Originally published January 25, 2008 at 12:00 AM | Page modified January 25, 2008 at 12:41 AM
Editorial
Gates at Davos: farming's new age
Bill Gates is making a pitch to participants at the World Economic Forum in Davos, Switzerland, today, urging them to transform their approach to serious challenges facing developing countries.
Bill Gates is making a pitch to participants at the World Economic Forum in Davos, Switzerland, today, urging them to transform their approach to serious challenges facing developing countries.
The Bill & Melinda Gates Foundation will follow up his speech with serious money — about $306 million in grants to help poor agriculture producers in Africa and South Asia improve their operations with on-the-ground research, educational outreach to farmers and capital investments to improve product quality and market access. The grants build on the foundation's previous agriculture investments in the regions to foment something of a modern Green Revolution, which boosted agriculture development in South Asia and Mexico and saved people from starvation beginning 60 years ago.

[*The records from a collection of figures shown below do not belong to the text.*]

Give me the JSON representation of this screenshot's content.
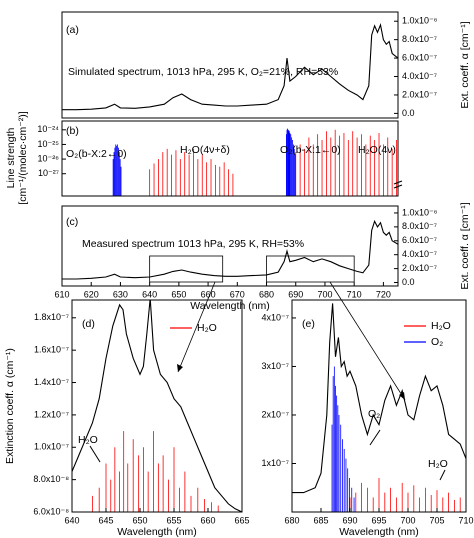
{
  "chart_data": [
    {
      "type": "line",
      "panel_label": "(a)",
      "annotations": [
        {
          "text": "Simulated spectrum, 1013 hPa, 295 K, O₂=21%, RH=53%",
          "color": "#000000"
        }
      ],
      "y_label": [
        "Ext. coeff. α [cm⁻¹]"
      ],
      "y_side": "right",
      "xlim": [
        610,
        725
      ],
      "ylim": [
        -5e-08,
        1.1e-06
      ],
      "yticks": [
        {
          "value": 0,
          "label": "0.0"
        },
        {
          "value": 2e-07,
          "label": "2.0x10⁻⁷"
        },
        {
          "value": 4e-07,
          "label": "4.0x10⁻⁷"
        },
        {
          "value": 6e-07,
          "label": "6.0x10⁻⁷"
        },
        {
          "value": 8e-07,
          "label": "8.0x10⁻⁷"
        },
        {
          "value": 1e-06,
          "label": "1.0x10⁻⁶"
        }
      ],
      "series": [
        {
          "kind": "line",
          "color": "#000000",
          "x": [
            610,
            615,
            620,
            625,
            628,
            630,
            635,
            640,
            645,
            648,
            651,
            654,
            658,
            662,
            666,
            670,
            675,
            680,
            684,
            686,
            687,
            688,
            690,
            693,
            696,
            699,
            702,
            705,
            708,
            711,
            713,
            715,
            716,
            717,
            718,
            719,
            720,
            721,
            722,
            723,
            725
          ],
          "values": [
            4e-08,
            4e-08,
            4.5e-08,
            6e-08,
            1e-07,
            6e-08,
            5.5e-08,
            7e-08,
            1e-07,
            1.7e-07,
            2.1e-07,
            1.5e-07,
            1e-07,
            9e-08,
            8e-08,
            8e-08,
            9e-08,
            1e-07,
            1.5e-07,
            3e-07,
            6e-07,
            3.5e-07,
            4e-07,
            5e-07,
            4.2e-07,
            4.8e-07,
            4e-07,
            3.2e-07,
            2.5e-07,
            2e-07,
            1.5e-07,
            3e-07,
            8.5e-07,
            9.5e-07,
            8.8e-07,
            9.6e-07,
            8e-07,
            7.5e-07,
            7.8e-07,
            6.5e-07,
            6e-07
          ]
        }
      ]
    },
    {
      "type": "stick",
      "panel_label": "(b)",
      "log_y": true,
      "annotations": [
        {
          "text": "O₂(b-X:2←0)",
          "color": "#0000ff"
        },
        {
          "text": "H₂O(4ν+δ)",
          "color": "#ff0000"
        },
        {
          "text": "O₂(b-X:1←0)",
          "color": "#0000ff"
        },
        {
          "text": "H₂O(4ν)",
          "color": "#ff0000"
        }
      ],
      "y_label": [
        "Line strength",
        "[cm⁻¹/(molec·cm⁻²)]"
      ],
      "y_side": "left",
      "xlim": [
        610,
        725
      ],
      "ylim": [
        3e-29,
        4e-24
      ],
      "yticks": [
        {
          "value": 1e-27,
          "label": "10⁻²⁷"
        },
        {
          "value": 1e-26,
          "label": "10⁻²⁶"
        },
        {
          "value": 1e-25,
          "label": "10⁻²⁵"
        },
        {
          "value": 1e-24,
          "label": "10⁻²⁴"
        }
      ],
      "series": [
        {
          "kind": "stick",
          "color": "#0000ff",
          "x": [
            627.5,
            627.8,
            628.1,
            628.4,
            628.7,
            629.0,
            629.3,
            629.6,
            629.9,
            630.2
          ],
          "values": [
            1e-26,
            3e-26,
            6e-26,
            1e-25,
            8e-26,
            1e-25,
            6e-26,
            3e-26,
            1e-26,
            3e-27
          ]
        },
        {
          "kind": "stick",
          "color": "#ff0000",
          "x": [
            640,
            641.5,
            643,
            644.5,
            646,
            647.5,
            649,
            650.5,
            652,
            653.5,
            655,
            656.5,
            658,
            659.5,
            661,
            662.5,
            664,
            665.5,
            667,
            668.5
          ],
          "values": [
            2e-27,
            5e-27,
            1e-26,
            3e-26,
            5e-26,
            2e-26,
            4e-26,
            1e-26,
            3e-26,
            2e-26,
            5e-26,
            1e-26,
            2e-26,
            6e-27,
            1e-26,
            4e-27,
            3e-27,
            6e-27,
            2e-27,
            1e-27
          ]
        },
        {
          "kind": "stick",
          "color": "#0000ff",
          "x": [
            686.8,
            687.0,
            687.2,
            687.4,
            687.6,
            687.8,
            688.0,
            688.3,
            688.6,
            688.9,
            689.2,
            689.5,
            689.8
          ],
          "values": [
            5e-25,
            1e-24,
            1.2e-24,
            1e-24,
            9e-25,
            8e-25,
            6e-25,
            5e-25,
            3e-25,
            2e-25,
            1e-25,
            5e-26,
            2e-26
          ]
        },
        {
          "kind": "stick",
          "color": "#ff0000",
          "x": [
            690,
            691.5,
            693,
            694.5,
            696,
            697.5,
            699,
            700.5,
            702,
            703.5,
            705,
            706.5,
            708,
            709.5,
            711,
            712.5,
            714,
            715.5,
            717,
            718.5,
            720,
            721.5,
            723,
            724.5
          ],
          "values": [
            3e-26,
            1e-25,
            5e-26,
            3e-25,
            1e-25,
            5e-25,
            2e-25,
            8e-25,
            3e-25,
            1e-24,
            4e-25,
            6e-25,
            2e-25,
            8e-25,
            3e-25,
            5e-25,
            1e-25,
            4e-25,
            2e-25,
            6e-25,
            1e-25,
            3e-25,
            5e-26,
            2e-25
          ]
        }
      ]
    },
    {
      "type": "line",
      "panel_label": "(c)",
      "annotations": [
        {
          "text": "Measured spectrum 1013 hPa, 295 K, RH=53%",
          "color": "#000000"
        }
      ],
      "y_label": [
        "Ext. coeff. α [cm⁻¹]"
      ],
      "y_side": "right",
      "x_label": "Wavelength (nm)",
      "xlim": [
        610,
        725
      ],
      "ylim": [
        -5e-08,
        1.1e-06
      ],
      "xticks": [
        610,
        620,
        630,
        640,
        650,
        660,
        670,
        680,
        690,
        700,
        710,
        720
      ],
      "yticks": [
        {
          "value": 0,
          "label": "0.0"
        },
        {
          "value": 2e-07,
          "label": "2.0x10⁻⁷"
        },
        {
          "value": 4e-07,
          "label": "4.0x10⁻⁷"
        },
        {
          "value": 6e-07,
          "label": "6.0x10⁻⁷"
        },
        {
          "value": 8e-07,
          "label": "8.0x10⁻⁷"
        },
        {
          "value": 1e-06,
          "label": "1.0x10⁻⁶"
        }
      ],
      "series": [
        {
          "kind": "line",
          "color": "#000000",
          "x": [
            610,
            615,
            620,
            625,
            628,
            630,
            635,
            640,
            645,
            648,
            651,
            654,
            658,
            662,
            666,
            670,
            675,
            680,
            684,
            686,
            687,
            688,
            690,
            693,
            696,
            699,
            702,
            705,
            708,
            711,
            713,
            715,
            716,
            717,
            718,
            719,
            720,
            721,
            722,
            723,
            725
          ],
          "values": [
            5e-08,
            5e-08,
            6e-08,
            8e-08,
            1.2e-07,
            8e-08,
            7e-08,
            8e-08,
            1.2e-07,
            1.6e-07,
            1.8e-07,
            1.5e-07,
            1.2e-07,
            1e-07,
            9e-08,
            9e-08,
            1e-07,
            1.1e-07,
            1.5e-07,
            3e-07,
            4.5e-07,
            3e-07,
            3.2e-07,
            3.6e-07,
            3e-07,
            3.4e-07,
            3e-07,
            2.4e-07,
            2e-07,
            1.6e-07,
            1.4e-07,
            2.5e-07,
            7.5e-07,
            8.8e-07,
            8e-07,
            8.6e-07,
            7.2e-07,
            6.8e-07,
            7.2e-07,
            6e-07,
            5.5e-07
          ]
        }
      ]
    },
    {
      "type": "line",
      "panel_label": "(d)",
      "annotations": [
        {
          "text": "H₂O",
          "color": "#ff0000"
        }
      ],
      "y_label": [
        "Extinction coeff. α (cm⁻¹)"
      ],
      "y_side": "left",
      "x_label": "Wavelength (nm)",
      "xlim": [
        640,
        665
      ],
      "ylim": [
        6e-08,
        1.91e-07
      ],
      "xticks": [
        640,
        645,
        650,
        655,
        660,
        665
      ],
      "yticks": [
        {
          "value": 6e-08,
          "label": "6.0x10⁻⁸"
        },
        {
          "value": 8e-08,
          "label": "8.0x10⁻⁸"
        },
        {
          "value": 1e-07,
          "label": "1.0x10⁻⁷"
        },
        {
          "value": 1.2e-07,
          "label": "1.2x10⁻⁷"
        },
        {
          "value": 1.4e-07,
          "label": "1.4x10⁻⁷"
        },
        {
          "value": 1.6e-07,
          "label": "1.6x10⁻⁷"
        },
        {
          "value": 1.8e-07,
          "label": "1.8x10⁻⁷"
        }
      ],
      "series": [
        {
          "kind": "stick",
          "name": "H₂O",
          "color": "#ff0000",
          "x": [
            643,
            644,
            645,
            645.7,
            646.3,
            647,
            647.6,
            648.2,
            649,
            649.8,
            650.5,
            651.2,
            652,
            652.7,
            653.4,
            654.2,
            655,
            655.8,
            656.6,
            657.5,
            658.5,
            659.5,
            660.5,
            661.5
          ],
          "values": [
            7e-08,
            7.5e-08,
            9e-08,
            8e-08,
            1e-07,
            8.5e-08,
            1.1e-07,
            9e-08,
            1.05e-07,
            9.5e-08,
            1e-07,
            8.5e-08,
            1.1e-07,
            9e-08,
            9.5e-08,
            8e-08,
            1e-07,
            7.5e-08,
            8.5e-08,
            7e-08,
            7.5e-08,
            6.8e-08,
            6.6e-08,
            6.4e-08
          ]
        },
        {
          "kind": "line",
          "color": "#000000",
          "x": [
            640,
            641,
            642,
            643,
            644,
            645,
            646,
            647,
            647.5,
            648,
            649,
            650,
            650.5,
            651,
            651.5,
            652,
            653,
            654,
            655,
            656,
            657,
            658,
            659,
            660,
            661,
            662,
            663,
            664,
            665
          ],
          "values": [
            8.5e-08,
            9.5e-08,
            1.05e-07,
            1.15e-07,
            1.3e-07,
            1.55e-07,
            1.75e-07,
            1.88e-07,
            1.85e-07,
            1.7e-07,
            1.55e-07,
            1.45e-07,
            1.5e-07,
            1.7e-07,
            1.92e-07,
            1.6e-07,
            1.45e-07,
            1.4e-07,
            1.3e-07,
            1.25e-07,
            1.15e-07,
            1.05e-07,
            9.5e-08,
            8.5e-08,
            7.5e-08,
            7e-08,
            6.5e-08,
            6.2e-08,
            6e-08
          ]
        }
      ]
    },
    {
      "type": "line",
      "panel_label": "(e)",
      "annotations": [
        {
          "text": "O₂",
          "color": "#0000ff"
        },
        {
          "text": "H₂O",
          "color": "#ff0000"
        }
      ],
      "y_side": "left",
      "x_label": "Wavelength (nm)",
      "xlim": [
        680,
        710
      ],
      "ylim": [
        0,
        4.37e-07
      ],
      "xticks": [
        680,
        685,
        690,
        695,
        700,
        705,
        710
      ],
      "yticks": [
        {
          "value": 1e-07,
          "label": "1x10⁻⁷"
        },
        {
          "value": 2e-07,
          "label": "2x10⁻⁷"
        },
        {
          "value": 3e-07,
          "label": "3x10⁻⁷"
        },
        {
          "value": 4e-07,
          "label": "4x10⁻⁷"
        }
      ],
      "series": [
        {
          "kind": "stick",
          "name": "H₂O",
          "color": "#ff0000",
          "x": [
            690,
            691,
            692,
            693,
            694,
            695,
            696,
            697,
            698,
            699,
            700,
            701,
            702,
            703,
            704,
            705,
            706,
            707,
            708,
            709
          ],
          "values": [
            3e-08,
            4e-08,
            6e-08,
            5e-08,
            3e-08,
            7e-08,
            4e-08,
            5e-08,
            3e-08,
            6e-08,
            4e-08,
            5.5e-08,
            3e-08,
            5e-08,
            3.5e-08,
            4.5e-08,
            3e-08,
            4e-08,
            2.5e-08,
            3e-08
          ]
        },
        {
          "kind": "stick",
          "name": "O₂",
          "color": "#0000ff",
          "x": [
            686.9,
            687.1,
            687.3,
            687.5,
            687.7,
            687.9,
            688.1,
            688.4,
            688.7,
            689.0,
            689.3,
            689.6,
            689.9,
            690.3,
            690.7
          ],
          "values": [
            1.8e-07,
            2.8e-07,
            3e-07,
            2.6e-07,
            2.4e-07,
            2.2e-07,
            2e-07,
            1.8e-07,
            1.5e-07,
            1.3e-07,
            1.1e-07,
            9e-08,
            7e-08,
            5e-08,
            3e-08
          ]
        },
        {
          "kind": "line",
          "color": "#000000",
          "x": [
            680,
            682,
            684,
            685,
            686,
            686.5,
            687,
            687.5,
            688,
            688.5,
            689,
            689.5,
            690,
            691,
            692,
            693,
            694,
            695,
            696,
            697,
            698,
            699,
            700,
            701,
            702,
            703,
            704,
            705,
            706,
            707,
            708,
            709,
            710
          ],
          "values": [
            4e-08,
            4e-08,
            5e-08,
            8e-08,
            2e-07,
            3.5e-07,
            4.3e-07,
            3.2e-07,
            3.6e-07,
            3e-07,
            3.1e-07,
            2.8e-07,
            2.9e-07,
            2.6e-07,
            2e-07,
            1.6e-07,
            2e-07,
            1.8e-07,
            2.3e-07,
            2.6e-07,
            2.2e-07,
            2.5e-07,
            2e-07,
            1.9e-07,
            2.4e-07,
            2.8e-07,
            2.5e-07,
            2.6e-07,
            2.2e-07,
            1.6e-07,
            1.5e-07,
            1.4e-07,
            1.1e-07
          ]
        }
      ]
    }
  ]
}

The foundation's approach is less about imposing a template of agriculture technology created elsewhere — as critics allege — and more about tailoring research and market-access programs in partnership with producers, among them coffee growers in East Africa, and dairy farmers and rice growers in Africa and South Asia.
The largest of the new grants is aimed at restoration of a major piece of African infrastructure — its soil. The Alliance for a Green Revolution in Africa, which the foundation helped create in 2006 with a grant, will receive $164.5 million to restore depleted soils that are an obstacle to healthy crops.
This will dovetail with the foundation's earlier seed program in 16 countries.
Other grants for dairy producers, who are mostly women, will help them find ways to increase milk production, store it safely and access more markets. Another grant will help disseminate an affordable foot-driven irrigation system that costs a fraction of what is available now.
The Gates Foundation's generous donations, which are luring other resources as well, are shrewd investments that will go a long way to improving the prospects of millions of people in Africa and South Asia. They give the producers a better chance to help themselves.